— Значит, вы позволите мне погостить у вас до завтрашнего вечера?
— Конечно. Но обещай мне, что если увидишь, что крепость пала, то тут же покинешь ее и отправишься на поиски Ги-Бразила.
— Обещаю, — сказал Корум.
И снова он поймал себя на том, что не сводит глаз с дочери короля Маннаха. Поднося к губам чашу с медом и откинув назад копну густых рыжих волос, она смеялась. Принц смотрел на ее гибкие руки с золотыми браслетами, на крепко сбитую изящную фигуру. Каждым своим движением она походила на настоящую принцессу, предводительницу воинов, но что-то неуловимое в ее манере поведения подсказывало Коруму, что она таит в себе нечто большее. В глазах ее светились живой ум и чувство юмора. Может, он все это себе выдумал, полный отчаянного желания в каждой женщине мабденов найти Ралину?

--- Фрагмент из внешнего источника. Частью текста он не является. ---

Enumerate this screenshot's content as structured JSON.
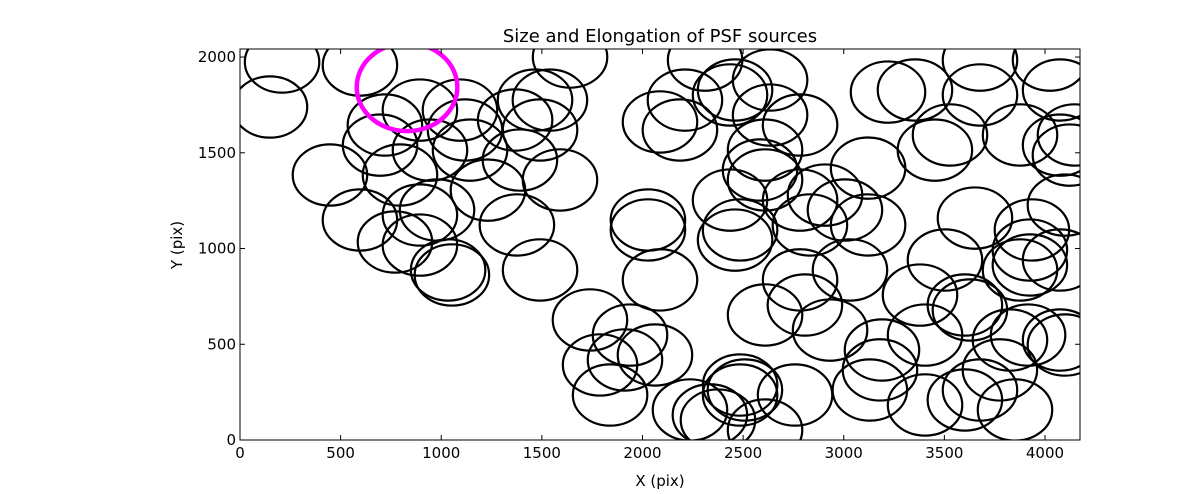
{
  "chart_data": {
    "type": "scatter",
    "marker": "ellipse",
    "title": "Size and Elongation of PSF sources",
    "xlabel": "X (pix)",
    "ylabel": "Y (pix)",
    "xlim": [
      0,
      4174
    ],
    "ylim": [
      0,
      2042
    ],
    "xticks": [
      0,
      500,
      1000,
      1500,
      2000,
      2500,
      3000,
      3500,
      4000
    ],
    "yticks": [
      0,
      500,
      1000,
      1500,
      2000
    ],
    "xtick_labels": [
      "0",
      "500",
      "1000",
      "1500",
      "2000",
      "2500",
      "3000",
      "3500",
      "4000"
    ],
    "ytick_labels": [
      "0",
      "500",
      "1000",
      "1500",
      "2000"
    ],
    "grid": false,
    "ellipse_semi_axes": [
      185,
      160
    ],
    "edge_color": "#000000",
    "sources": [
      [
        149,
        1739
      ],
      [
        209,
        1974
      ],
      [
        596,
        1958
      ],
      [
        720,
        1645
      ],
      [
        696,
        1540
      ],
      [
        894,
        1723
      ],
      [
        1093,
        1723
      ],
      [
        1118,
        1619
      ],
      [
        944,
        1514
      ],
      [
        795,
        1384
      ],
      [
        447,
        1384
      ],
      [
        596,
        1149
      ],
      [
        770,
        1034
      ],
      [
        894,
        1175
      ],
      [
        979,
        1201
      ],
      [
        894,
        1018
      ],
      [
        1034,
        888
      ],
      [
        1053,
        862
      ],
      [
        1143,
        1514
      ],
      [
        1232,
        1305
      ],
      [
        1376,
        1123
      ],
      [
        1367,
        1671
      ],
      [
        1466,
        1775
      ],
      [
        1491,
        1619
      ],
      [
        1540,
        1775
      ],
      [
        1391,
        1462
      ],
      [
        1590,
        1358
      ],
      [
        1491,
        888
      ],
      [
        1640,
        2000
      ],
      [
        1739,
        627
      ],
      [
        1789,
        392
      ],
      [
        1839,
        235
      ],
      [
        1938,
        548
      ],
      [
        1913,
        418
      ],
      [
        2062,
        444
      ],
      [
        2087,
        836
      ],
      [
        2027,
        1149
      ],
      [
        2027,
        1097
      ],
      [
        2186,
        1619
      ],
      [
        2211,
        1775
      ],
      [
        2311,
        1984
      ],
      [
        2460,
        1828
      ],
      [
        2435,
        1802
      ],
      [
        2634,
        1880
      ],
      [
        2634,
        1697
      ],
      [
        2783,
        1645
      ],
      [
        2609,
        1514
      ],
      [
        2584,
        1410
      ],
      [
        2609,
        1358
      ],
      [
        2435,
        1253
      ],
      [
        2485,
        1097
      ],
      [
        2460,
        1044
      ],
      [
        2783,
        1253
      ],
      [
        2832,
        1123
      ],
      [
        2907,
        1279
      ],
      [
        3006,
        1201
      ],
      [
        3121,
        1123
      ],
      [
        2783,
        836
      ],
      [
        2807,
        705
      ],
      [
        2932,
        574
      ],
      [
        3031,
        888
      ],
      [
        2609,
        653
      ],
      [
        2509,
        261
      ],
      [
        2485,
        287
      ],
      [
        2758,
        235
      ],
      [
        2609,
        52
      ],
      [
        2335,
        131
      ],
      [
        3130,
        261
      ],
      [
        3180,
        366
      ],
      [
        3190,
        470
      ],
      [
        3404,
        548
      ],
      [
        3379,
        757
      ],
      [
        3503,
        940
      ],
      [
        3652,
        1159
      ],
      [
        3627,
        679
      ],
      [
        3602,
        705
      ],
      [
        3677,
        1984
      ],
      [
        4025,
        1984
      ],
      [
        4075,
        1828
      ],
      [
        3220,
        1817
      ],
      [
        3354,
        1828
      ],
      [
        3677,
        1802
      ],
      [
        3876,
        1593
      ],
      [
        3528,
        1593
      ],
      [
        3453,
        1514
      ],
      [
        3121,
        1420
      ],
      [
        4075,
        1540
      ],
      [
        4124,
        1488
      ],
      [
        4149,
        1593
      ],
      [
        4099,
        1227
      ],
      [
        3935,
        1097
      ],
      [
        3925,
        992
      ],
      [
        3925,
        914
      ],
      [
        4075,
        940
      ],
      [
        3876,
        888
      ],
      [
        3826,
        522
      ],
      [
        3916,
        548
      ],
      [
        4075,
        522
      ],
      [
        4099,
        496
      ],
      [
        3404,
        183
      ],
      [
        3602,
        209
      ],
      [
        3677,
        261
      ],
      [
        3851,
        157
      ],
      [
        3776,
        366
      ],
      [
        2236,
        157
      ],
      [
        2485,
        235
      ],
      [
        2375,
        104
      ],
      [
        2087,
        1661
      ]
    ],
    "highlight": {
      "x": 830,
      "y": 1843,
      "semi_axes": [
        250,
        230
      ],
      "color": "#ff00ff"
    }
  }
}
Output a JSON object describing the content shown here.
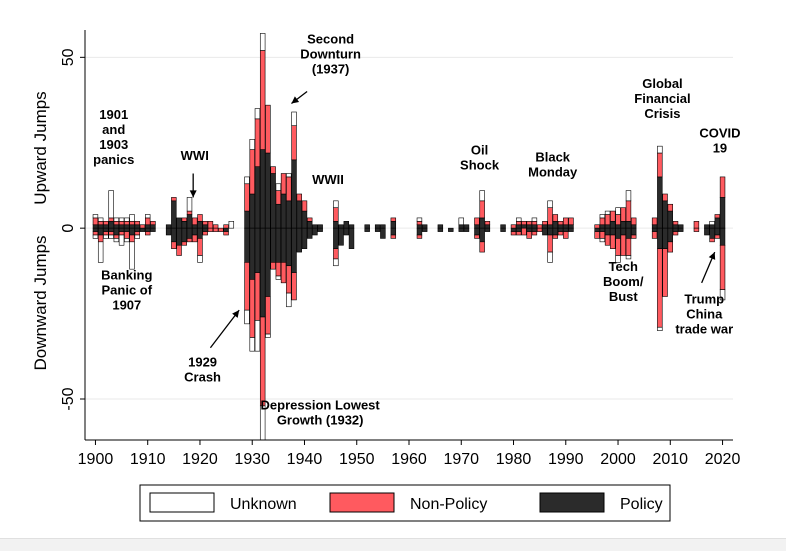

Наконец принц заставил себя покинуть зал и в сопровождении короля Маннаха добрался до отведенной ему комнаты, простой и скромно обставленной, с деревянной кроватью, связанной ремнями, на которой лежали соломенный матрас и меховое одеяло, чтобы укрываться от холода. Он крепко уснул в ней и не видел никаких снов.
Часть II
Новые враги, новые друзья, новые загадки
Глава первая
Фигуры в тумане
И наступил рассвет первого утра, и Корум увидел эту землю.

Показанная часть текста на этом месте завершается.